Tanggal 29 Agustus 1945, dibentuk
KNIP oleh Presiden Soekarno di Gedung Kesenian Jakarta dan hari pembentukan
KNIP ini dijadikan hari jadi DPR.
Sebelum di buat badan perwakilan, di bentuklah KNIP yang bertugas
membantu Presiden dan pemerintah yang ada.
Tahun 1955 di adakan untuk
pertama kalinya pemilu untuk memilih anggota MPR dan Konstituante. Pemilu tahun
1955, merupakan pemilu yang di anggap demokratis dimana diikuti 29 Partai
Politik. Dengan 4 kekuatan politik terbesar di PNI, NU, Masyumi, dan PKI.
Tanggal 5 juli 1959, presiden
Soekarno mengeluarkan dekrit yang membubarkan Konstituante dan kembalinya ke
UUD 1945. Presiden Soekarno melakukan ini karena melihat program kerja kabinet
yang tidak berjalan serta partai politik yang selalu bertikai dan saling
menjatuhkan. Maka di bubarkannya Konstituante dan sebagai gantinya dibentuk
DPR-GR dan MPRS yang diangkat oleh Presiden. Tahun 1965, ketika terjadi
pemberontakan G30S-PKI, 40 anggota PKI yang tergabung di DPR-GR di keluarkan
dan di ganti dengan partai lain.
Tanggal 27 maret 1968, demi
legitimasi dalam negeri dan internasional, Abdul Harris Nasution selaku ketua
MPRS menggelar sidang istimewa untuk mengangkat Letnan Jendral Soeharto sebagai
Presiden Republik Indonesia.

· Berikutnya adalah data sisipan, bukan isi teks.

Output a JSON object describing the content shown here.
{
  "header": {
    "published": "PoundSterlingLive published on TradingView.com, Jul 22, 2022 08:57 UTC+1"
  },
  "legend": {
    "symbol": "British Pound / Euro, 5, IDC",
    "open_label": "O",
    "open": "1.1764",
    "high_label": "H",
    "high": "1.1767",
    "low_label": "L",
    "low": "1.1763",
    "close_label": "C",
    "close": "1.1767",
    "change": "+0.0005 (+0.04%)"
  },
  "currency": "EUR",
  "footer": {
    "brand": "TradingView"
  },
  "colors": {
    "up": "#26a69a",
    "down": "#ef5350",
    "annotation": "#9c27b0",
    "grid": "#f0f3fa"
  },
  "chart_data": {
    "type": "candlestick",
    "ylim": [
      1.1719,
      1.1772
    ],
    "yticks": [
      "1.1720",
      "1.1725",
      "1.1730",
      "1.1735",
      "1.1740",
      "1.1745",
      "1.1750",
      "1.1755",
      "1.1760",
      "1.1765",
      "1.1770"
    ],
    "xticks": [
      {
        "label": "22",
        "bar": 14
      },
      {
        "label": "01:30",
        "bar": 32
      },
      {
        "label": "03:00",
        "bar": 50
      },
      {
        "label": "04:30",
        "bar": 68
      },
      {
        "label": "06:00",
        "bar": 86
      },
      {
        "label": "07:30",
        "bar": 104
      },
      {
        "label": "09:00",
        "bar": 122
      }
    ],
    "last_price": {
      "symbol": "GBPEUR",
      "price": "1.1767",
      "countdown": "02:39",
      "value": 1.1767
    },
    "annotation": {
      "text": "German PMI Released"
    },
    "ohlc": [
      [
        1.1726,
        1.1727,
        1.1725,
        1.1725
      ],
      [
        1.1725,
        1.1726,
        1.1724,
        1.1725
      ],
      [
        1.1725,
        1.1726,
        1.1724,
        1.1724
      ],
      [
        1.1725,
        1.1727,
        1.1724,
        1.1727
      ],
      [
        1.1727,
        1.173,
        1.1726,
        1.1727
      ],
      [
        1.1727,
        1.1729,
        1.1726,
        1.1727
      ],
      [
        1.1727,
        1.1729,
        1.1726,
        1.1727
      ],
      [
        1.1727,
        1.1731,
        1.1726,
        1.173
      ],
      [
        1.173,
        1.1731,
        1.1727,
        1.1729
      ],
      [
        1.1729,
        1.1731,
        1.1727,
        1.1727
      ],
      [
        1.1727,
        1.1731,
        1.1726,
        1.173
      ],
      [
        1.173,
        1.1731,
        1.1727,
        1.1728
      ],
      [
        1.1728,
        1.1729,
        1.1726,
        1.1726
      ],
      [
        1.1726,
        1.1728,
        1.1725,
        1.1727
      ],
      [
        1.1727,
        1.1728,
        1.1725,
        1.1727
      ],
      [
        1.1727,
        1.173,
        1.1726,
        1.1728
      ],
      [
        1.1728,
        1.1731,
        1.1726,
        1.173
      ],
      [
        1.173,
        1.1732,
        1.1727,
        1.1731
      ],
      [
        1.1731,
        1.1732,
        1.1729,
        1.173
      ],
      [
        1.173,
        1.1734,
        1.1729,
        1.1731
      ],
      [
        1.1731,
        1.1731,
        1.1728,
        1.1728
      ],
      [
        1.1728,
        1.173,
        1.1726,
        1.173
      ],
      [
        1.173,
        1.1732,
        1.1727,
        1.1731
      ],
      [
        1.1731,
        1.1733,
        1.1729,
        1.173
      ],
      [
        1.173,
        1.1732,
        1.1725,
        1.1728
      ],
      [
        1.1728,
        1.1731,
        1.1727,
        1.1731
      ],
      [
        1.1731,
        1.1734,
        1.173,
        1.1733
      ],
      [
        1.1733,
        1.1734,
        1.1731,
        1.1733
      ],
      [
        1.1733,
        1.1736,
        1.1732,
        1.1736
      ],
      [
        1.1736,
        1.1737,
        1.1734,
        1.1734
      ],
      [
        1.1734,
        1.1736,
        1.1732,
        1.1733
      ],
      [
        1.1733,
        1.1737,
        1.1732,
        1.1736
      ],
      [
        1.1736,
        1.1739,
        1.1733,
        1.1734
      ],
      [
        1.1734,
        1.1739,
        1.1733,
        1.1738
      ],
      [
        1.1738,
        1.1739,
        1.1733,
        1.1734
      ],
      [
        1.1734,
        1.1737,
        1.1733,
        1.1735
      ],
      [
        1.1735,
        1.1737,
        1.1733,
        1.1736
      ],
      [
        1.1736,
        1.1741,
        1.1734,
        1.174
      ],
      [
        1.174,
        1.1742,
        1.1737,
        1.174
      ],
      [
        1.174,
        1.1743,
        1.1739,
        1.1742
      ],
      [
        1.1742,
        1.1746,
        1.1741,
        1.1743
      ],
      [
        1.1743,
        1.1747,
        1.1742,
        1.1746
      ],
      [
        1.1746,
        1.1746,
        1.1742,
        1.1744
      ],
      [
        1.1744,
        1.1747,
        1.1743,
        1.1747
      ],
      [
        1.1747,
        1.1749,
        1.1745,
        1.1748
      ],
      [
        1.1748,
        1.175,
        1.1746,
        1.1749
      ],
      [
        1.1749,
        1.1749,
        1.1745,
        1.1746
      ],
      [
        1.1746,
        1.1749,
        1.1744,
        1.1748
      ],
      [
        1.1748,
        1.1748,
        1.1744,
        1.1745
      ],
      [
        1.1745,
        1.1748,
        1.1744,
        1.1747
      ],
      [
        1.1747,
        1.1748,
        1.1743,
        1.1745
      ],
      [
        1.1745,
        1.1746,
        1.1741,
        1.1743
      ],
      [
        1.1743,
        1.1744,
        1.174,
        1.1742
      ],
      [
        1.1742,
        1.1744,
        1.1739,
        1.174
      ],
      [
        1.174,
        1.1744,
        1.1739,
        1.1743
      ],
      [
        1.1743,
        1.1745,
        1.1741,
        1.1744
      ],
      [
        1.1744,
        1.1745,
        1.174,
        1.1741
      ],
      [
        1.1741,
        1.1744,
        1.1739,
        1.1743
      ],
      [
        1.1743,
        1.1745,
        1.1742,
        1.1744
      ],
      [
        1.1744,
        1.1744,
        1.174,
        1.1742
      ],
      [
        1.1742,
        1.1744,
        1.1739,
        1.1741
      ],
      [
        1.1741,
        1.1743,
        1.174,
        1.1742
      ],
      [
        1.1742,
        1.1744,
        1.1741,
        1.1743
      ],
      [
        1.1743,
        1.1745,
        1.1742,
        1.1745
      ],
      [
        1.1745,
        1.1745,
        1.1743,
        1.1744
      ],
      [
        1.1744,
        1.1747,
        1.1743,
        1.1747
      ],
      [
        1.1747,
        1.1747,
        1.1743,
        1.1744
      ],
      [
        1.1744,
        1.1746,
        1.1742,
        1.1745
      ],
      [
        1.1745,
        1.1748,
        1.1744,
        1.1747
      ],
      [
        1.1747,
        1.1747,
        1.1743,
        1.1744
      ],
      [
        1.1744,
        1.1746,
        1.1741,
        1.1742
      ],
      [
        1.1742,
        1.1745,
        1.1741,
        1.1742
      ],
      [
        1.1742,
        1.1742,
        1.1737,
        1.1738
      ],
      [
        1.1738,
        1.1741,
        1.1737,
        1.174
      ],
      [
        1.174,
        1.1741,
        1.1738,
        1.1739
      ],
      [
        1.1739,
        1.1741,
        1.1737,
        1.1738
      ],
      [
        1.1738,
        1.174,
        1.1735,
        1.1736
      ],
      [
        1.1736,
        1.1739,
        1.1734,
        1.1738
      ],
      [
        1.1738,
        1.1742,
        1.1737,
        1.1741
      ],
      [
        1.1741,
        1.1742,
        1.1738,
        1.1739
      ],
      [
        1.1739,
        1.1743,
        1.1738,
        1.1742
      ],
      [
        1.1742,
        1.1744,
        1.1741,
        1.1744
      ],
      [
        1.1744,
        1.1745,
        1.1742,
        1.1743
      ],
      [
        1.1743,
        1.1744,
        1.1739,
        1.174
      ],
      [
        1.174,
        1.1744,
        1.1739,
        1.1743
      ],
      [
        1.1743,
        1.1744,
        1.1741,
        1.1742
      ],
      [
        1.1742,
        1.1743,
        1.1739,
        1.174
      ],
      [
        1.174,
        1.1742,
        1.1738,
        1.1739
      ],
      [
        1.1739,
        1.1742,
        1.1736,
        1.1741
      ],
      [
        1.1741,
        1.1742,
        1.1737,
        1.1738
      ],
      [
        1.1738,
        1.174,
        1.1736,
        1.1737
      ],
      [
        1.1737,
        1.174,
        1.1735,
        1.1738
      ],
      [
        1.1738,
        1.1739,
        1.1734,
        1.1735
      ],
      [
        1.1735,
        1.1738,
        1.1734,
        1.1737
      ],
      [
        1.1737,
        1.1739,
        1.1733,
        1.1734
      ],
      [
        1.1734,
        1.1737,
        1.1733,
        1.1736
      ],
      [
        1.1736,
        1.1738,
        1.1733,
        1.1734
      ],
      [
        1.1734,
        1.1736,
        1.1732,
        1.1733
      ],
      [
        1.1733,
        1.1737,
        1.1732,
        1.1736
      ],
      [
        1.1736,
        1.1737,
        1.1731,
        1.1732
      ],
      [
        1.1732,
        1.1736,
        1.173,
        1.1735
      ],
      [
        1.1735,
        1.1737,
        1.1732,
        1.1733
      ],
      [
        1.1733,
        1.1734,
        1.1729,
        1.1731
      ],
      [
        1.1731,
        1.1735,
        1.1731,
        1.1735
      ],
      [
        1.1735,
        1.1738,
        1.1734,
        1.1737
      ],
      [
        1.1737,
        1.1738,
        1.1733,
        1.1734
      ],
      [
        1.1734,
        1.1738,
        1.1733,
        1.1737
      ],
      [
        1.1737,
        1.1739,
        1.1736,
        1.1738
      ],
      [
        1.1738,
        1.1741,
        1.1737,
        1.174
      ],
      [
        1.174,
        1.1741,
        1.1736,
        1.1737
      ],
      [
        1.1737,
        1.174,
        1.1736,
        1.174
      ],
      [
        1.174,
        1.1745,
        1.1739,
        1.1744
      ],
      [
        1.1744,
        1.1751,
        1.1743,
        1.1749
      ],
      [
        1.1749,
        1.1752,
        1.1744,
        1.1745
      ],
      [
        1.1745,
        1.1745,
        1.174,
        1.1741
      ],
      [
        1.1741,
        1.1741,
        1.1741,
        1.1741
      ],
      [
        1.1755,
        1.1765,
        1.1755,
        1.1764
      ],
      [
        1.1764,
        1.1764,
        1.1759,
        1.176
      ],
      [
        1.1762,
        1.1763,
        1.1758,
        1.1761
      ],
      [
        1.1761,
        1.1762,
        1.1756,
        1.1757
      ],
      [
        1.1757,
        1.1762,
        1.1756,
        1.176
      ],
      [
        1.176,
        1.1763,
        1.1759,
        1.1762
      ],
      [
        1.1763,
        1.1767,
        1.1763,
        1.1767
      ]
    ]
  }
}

Ditopang oleh kekuatan Golkar, ABRI, dan
Birokrasi, Presiden Soeharto menggelar pemilu pertama di era orde baru tahun
1971. Pemilu tersebut diselenggarakan dalam rangka menciptakan stabilitas
keamanan.
Sejak tahun 1977-1997, beragam
strategi kebijakan orde baru untuk tetap menjadi pemenang pemilu mulai dari
fusi partai politik dengan dikeluarkannya UU no 13 tahun 1975 sampai
diberlakukannya asas tunggal kepada semua partai. Pada era Orde Baru , Fragmentasi
dan polarisasi di masyarakat cukup kuat, dimana ada pemilih yang loyal kepada
satu ideologi. Berbeda dengan sekarang yang tidak jelas ideology atau semua
ideology hampir mirip antara satu partai dengan partai lainnya.
Sejak era reformasi sesuai dengan
Maklumat X tahun 1945 tentang pembentukan partai politik yang dikeluarkan oleh
Muhammad Hatta, semangat berpolitik pada saat ini kian meningkat dengan
munculnya berbagai partai politik.
Akan tetapi partai yang ada
sekarang terjebak pada dua kekuatan yaitu Uang dan Popularitas. Bagi partai
dengan kekuatan uang, dapat memperoleh orang-orang dan memiliki sumber dana
yang bagus demi mencapai suara yang diinginkan. Sedangkan Artis dan Public Figur
yang mengandalkan popularitas, di gunakan untuk mencari suara atau Vote Getter. Memang tidak ada peraturan
bahwa artis maupun public figure
dilarang mencalonkan diri, tetapi ini kembali kemasyarakat bahwa artis yang
tidak mengerti tentang politik atau bagaimana cara kerja anggota legislatif,
apakah dia mampu untuk menjadi wakil rakyat dengan hanya mengandalkan
popularitas semata. Lucu memang, sudah menjadi anggota DPR tetapi masih jadi
pelawak. Apakah orang-orang seperti ini yang di harapkan Indonesia dalam rangka
mewujudkan kemajuan bangsa. Ditengah kompleksitas masalah yang dihadapkan
Indonesia, para legislator harus benar-benar berkualitas dan ada proses
kaderisasi yang panjang di dalam tubuh partai politik bukan kader instan.